A key strength of this study is the large, well-characterised population. The individuals in the current study represent nearly 10% of all individuals with type 1 diabetes in Finland and although the FinnDiane Study is not by definition a population-based study, the geographical distribution of participating individuals largely follows that of the general population. However, as all clinical variables were measured at the first FinnDiane Study visit, which also was the time point of the third and final urine sample included in the revised classification of albuminuria, we could not reliably assess factors associated with regression in this study. It is possible that the AERs of a number of regressed individuals levelled to less advanced stages already before entering the FinnDiane Study, but as a result of the limitations previously discussed, the exact time point for this remain unknown. Another disadvantage of the multicentre study design was the incomplete coverage of centrally measured AERs, and as a result of which we could not analyse change in AER/ACR as a continuous variable, as mentioned before. However, selection bias is less likely in a nationwide multicentre study compared with single-centre studies, and as all samples for each participant were analysed at the same centre, this should have no impact at the individual level. An additional strength of the study was the high quality and completeness of register data in addition to follow-up visits, which resulted in 100% coverage of cardiovascular events and deaths.

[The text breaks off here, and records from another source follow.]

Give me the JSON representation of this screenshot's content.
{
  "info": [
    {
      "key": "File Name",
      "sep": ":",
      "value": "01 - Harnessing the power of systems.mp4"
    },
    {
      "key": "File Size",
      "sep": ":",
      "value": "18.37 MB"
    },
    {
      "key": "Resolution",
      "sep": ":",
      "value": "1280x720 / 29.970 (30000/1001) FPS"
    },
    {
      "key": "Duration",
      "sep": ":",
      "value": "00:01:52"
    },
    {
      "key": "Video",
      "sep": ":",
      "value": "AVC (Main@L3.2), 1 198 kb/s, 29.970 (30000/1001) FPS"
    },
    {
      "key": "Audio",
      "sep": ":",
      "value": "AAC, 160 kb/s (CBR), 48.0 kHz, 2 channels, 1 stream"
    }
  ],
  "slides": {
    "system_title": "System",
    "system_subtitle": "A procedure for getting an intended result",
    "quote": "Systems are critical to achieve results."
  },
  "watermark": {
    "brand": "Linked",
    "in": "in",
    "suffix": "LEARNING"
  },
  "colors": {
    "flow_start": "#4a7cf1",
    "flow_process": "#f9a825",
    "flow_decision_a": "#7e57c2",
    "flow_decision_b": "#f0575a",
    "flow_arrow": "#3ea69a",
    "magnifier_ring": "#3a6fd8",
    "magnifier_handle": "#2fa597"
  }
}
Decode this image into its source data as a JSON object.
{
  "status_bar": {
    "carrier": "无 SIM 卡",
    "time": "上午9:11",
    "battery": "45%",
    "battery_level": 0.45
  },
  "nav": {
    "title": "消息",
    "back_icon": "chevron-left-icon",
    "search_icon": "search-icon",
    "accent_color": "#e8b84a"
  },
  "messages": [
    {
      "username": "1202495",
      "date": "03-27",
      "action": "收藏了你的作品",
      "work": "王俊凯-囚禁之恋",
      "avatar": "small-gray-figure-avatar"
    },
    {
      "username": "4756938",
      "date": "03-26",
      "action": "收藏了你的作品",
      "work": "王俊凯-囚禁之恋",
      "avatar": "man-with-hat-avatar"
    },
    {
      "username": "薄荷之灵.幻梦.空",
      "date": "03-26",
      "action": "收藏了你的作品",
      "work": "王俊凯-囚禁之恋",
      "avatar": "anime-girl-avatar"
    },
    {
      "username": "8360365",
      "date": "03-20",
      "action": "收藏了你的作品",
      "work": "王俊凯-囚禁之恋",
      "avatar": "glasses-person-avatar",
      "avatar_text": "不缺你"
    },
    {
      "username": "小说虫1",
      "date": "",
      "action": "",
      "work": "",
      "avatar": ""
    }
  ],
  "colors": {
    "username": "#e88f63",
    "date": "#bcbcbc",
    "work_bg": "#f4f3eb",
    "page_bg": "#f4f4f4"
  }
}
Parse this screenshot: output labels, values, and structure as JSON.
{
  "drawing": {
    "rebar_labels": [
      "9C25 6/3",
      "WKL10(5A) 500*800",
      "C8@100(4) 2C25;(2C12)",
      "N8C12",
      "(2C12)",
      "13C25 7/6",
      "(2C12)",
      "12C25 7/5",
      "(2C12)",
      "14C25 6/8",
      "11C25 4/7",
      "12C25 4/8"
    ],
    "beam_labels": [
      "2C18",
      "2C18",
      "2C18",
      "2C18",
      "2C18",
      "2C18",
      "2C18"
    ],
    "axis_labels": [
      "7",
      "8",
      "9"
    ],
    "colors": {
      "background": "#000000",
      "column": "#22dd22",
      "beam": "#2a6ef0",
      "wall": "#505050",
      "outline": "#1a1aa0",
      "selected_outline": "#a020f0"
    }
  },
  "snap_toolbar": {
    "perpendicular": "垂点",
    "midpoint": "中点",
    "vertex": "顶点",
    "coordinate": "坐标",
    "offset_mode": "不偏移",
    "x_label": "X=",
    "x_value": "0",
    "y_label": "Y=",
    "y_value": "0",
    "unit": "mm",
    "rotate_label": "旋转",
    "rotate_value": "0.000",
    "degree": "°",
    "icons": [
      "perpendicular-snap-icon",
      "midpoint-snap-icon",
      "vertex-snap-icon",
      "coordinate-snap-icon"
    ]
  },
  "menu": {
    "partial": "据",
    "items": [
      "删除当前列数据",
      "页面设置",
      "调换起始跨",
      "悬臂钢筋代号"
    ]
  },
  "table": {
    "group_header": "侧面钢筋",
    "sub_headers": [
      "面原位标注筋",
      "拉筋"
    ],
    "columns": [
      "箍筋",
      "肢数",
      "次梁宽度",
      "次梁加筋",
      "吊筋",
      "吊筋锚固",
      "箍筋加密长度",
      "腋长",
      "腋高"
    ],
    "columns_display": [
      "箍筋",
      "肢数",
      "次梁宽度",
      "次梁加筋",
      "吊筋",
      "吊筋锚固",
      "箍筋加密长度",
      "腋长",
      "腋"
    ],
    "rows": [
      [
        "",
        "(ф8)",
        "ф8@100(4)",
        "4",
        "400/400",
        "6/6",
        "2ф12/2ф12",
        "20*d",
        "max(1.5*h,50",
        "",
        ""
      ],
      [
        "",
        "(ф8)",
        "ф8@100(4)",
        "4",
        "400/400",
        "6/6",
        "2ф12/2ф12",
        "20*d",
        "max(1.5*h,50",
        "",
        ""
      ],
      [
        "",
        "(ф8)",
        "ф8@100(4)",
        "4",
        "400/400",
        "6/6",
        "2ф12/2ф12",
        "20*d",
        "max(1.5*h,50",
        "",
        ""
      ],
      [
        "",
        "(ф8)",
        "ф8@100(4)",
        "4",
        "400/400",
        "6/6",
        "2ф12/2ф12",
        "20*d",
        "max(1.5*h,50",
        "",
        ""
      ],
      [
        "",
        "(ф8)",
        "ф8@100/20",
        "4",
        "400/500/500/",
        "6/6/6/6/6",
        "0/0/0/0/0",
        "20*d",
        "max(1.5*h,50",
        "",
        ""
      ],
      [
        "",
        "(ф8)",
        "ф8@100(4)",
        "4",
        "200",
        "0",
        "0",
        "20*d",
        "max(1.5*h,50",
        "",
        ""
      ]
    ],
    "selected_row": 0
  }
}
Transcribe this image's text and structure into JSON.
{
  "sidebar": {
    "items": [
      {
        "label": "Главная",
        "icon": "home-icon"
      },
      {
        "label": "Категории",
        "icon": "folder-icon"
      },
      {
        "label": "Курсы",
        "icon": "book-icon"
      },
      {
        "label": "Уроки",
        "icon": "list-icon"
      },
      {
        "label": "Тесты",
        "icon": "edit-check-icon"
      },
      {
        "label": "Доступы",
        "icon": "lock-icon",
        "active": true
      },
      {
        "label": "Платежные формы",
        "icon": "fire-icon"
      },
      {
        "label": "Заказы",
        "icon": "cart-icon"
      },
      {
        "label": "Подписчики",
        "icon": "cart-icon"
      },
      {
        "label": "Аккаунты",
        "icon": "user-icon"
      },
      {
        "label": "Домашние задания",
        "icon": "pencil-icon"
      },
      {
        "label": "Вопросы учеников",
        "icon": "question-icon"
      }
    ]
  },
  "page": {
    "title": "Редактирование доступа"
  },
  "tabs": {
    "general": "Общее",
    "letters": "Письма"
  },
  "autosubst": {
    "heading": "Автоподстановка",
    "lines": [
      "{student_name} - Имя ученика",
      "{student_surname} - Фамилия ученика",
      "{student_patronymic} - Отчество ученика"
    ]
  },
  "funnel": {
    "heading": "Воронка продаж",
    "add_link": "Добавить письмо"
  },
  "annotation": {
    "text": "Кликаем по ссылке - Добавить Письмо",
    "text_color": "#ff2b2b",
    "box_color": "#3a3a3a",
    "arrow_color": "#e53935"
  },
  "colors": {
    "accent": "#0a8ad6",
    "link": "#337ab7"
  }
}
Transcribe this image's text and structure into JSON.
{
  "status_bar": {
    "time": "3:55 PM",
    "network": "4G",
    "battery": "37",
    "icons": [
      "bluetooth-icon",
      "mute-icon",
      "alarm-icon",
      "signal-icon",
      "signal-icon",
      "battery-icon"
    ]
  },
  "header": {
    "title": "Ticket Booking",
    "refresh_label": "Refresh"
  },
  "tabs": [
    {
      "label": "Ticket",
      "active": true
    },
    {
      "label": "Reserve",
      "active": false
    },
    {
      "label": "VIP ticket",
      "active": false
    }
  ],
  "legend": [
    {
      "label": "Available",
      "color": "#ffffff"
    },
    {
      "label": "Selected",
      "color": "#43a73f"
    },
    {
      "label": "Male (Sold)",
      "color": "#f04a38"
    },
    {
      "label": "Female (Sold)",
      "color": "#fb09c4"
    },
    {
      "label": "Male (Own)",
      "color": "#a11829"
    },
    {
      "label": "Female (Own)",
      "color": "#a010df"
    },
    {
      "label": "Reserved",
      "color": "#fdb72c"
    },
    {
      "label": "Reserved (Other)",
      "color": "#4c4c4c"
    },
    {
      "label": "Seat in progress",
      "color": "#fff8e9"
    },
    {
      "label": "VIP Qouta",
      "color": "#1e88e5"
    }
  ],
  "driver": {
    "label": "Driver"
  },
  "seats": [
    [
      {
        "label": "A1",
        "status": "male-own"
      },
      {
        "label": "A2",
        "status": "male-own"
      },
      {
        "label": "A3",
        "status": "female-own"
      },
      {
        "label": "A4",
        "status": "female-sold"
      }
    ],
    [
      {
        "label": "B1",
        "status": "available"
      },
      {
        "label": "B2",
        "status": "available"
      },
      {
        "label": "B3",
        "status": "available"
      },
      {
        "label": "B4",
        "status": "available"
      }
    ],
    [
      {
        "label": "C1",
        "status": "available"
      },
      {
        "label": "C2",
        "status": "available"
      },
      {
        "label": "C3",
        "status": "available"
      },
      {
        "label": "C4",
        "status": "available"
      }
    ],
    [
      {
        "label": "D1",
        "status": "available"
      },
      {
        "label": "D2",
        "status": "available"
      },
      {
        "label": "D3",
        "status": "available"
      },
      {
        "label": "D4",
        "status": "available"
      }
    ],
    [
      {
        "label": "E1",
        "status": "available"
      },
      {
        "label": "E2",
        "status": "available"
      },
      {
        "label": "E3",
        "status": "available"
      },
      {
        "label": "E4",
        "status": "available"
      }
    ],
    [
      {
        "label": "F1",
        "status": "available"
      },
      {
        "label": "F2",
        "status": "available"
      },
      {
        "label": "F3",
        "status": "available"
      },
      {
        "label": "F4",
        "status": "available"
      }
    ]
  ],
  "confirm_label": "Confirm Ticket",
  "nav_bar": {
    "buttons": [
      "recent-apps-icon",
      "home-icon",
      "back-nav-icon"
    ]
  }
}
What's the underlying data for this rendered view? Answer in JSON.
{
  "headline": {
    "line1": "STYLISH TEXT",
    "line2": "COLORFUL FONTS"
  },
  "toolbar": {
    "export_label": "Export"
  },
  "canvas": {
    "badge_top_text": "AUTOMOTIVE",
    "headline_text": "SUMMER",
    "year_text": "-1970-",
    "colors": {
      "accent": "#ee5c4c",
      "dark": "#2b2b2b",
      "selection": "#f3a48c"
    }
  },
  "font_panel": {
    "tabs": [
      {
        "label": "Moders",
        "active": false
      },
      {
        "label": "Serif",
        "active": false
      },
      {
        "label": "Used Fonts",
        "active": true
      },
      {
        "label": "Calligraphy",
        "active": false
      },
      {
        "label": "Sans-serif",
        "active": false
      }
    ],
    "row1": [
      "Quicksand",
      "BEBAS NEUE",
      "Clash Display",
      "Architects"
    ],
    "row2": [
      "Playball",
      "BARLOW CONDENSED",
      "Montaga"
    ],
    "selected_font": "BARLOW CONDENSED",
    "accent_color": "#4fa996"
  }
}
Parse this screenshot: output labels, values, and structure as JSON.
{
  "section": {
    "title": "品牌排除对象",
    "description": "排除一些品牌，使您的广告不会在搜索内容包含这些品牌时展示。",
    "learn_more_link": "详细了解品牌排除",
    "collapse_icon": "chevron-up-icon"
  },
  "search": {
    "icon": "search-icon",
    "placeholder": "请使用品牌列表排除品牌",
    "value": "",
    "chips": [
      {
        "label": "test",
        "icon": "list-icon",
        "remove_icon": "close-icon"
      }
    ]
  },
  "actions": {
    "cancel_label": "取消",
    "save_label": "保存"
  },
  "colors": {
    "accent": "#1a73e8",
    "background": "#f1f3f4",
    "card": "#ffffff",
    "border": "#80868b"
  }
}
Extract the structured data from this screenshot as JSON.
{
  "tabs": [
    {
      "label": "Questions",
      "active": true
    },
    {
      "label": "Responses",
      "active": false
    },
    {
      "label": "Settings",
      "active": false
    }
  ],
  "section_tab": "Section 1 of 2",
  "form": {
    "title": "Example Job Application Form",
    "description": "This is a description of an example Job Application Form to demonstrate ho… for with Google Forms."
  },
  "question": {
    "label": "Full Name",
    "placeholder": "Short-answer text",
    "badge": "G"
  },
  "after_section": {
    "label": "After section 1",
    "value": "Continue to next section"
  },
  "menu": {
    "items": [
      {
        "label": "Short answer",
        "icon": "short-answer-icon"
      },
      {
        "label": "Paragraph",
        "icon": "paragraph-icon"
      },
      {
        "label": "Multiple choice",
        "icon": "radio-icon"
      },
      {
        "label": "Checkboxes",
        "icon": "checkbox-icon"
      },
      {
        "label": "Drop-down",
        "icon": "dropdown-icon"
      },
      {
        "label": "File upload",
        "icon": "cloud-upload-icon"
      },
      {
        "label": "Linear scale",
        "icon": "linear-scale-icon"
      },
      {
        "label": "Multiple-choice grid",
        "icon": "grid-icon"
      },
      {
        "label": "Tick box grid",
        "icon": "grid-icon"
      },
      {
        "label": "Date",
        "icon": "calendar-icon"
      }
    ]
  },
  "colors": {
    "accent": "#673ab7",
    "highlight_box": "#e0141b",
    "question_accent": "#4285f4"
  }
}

In conclusion, we observed regression in 23% of initially micro/macroalbuminuric individuals at baseline. A novel finding was that regression from micro to normoalbuminuria resulted in a cardiovascular risk and mortality rate no different from individuals who remained normoalbuminuric, and a similar phenomenon was seen for the individuals who regressed from macroalbuminuria compared with individuals with no change in microalbuminuria. Our observations underline the importance of keeping the AER as close to normal levels as possible in order to improve outcomes in type 1 diabetes.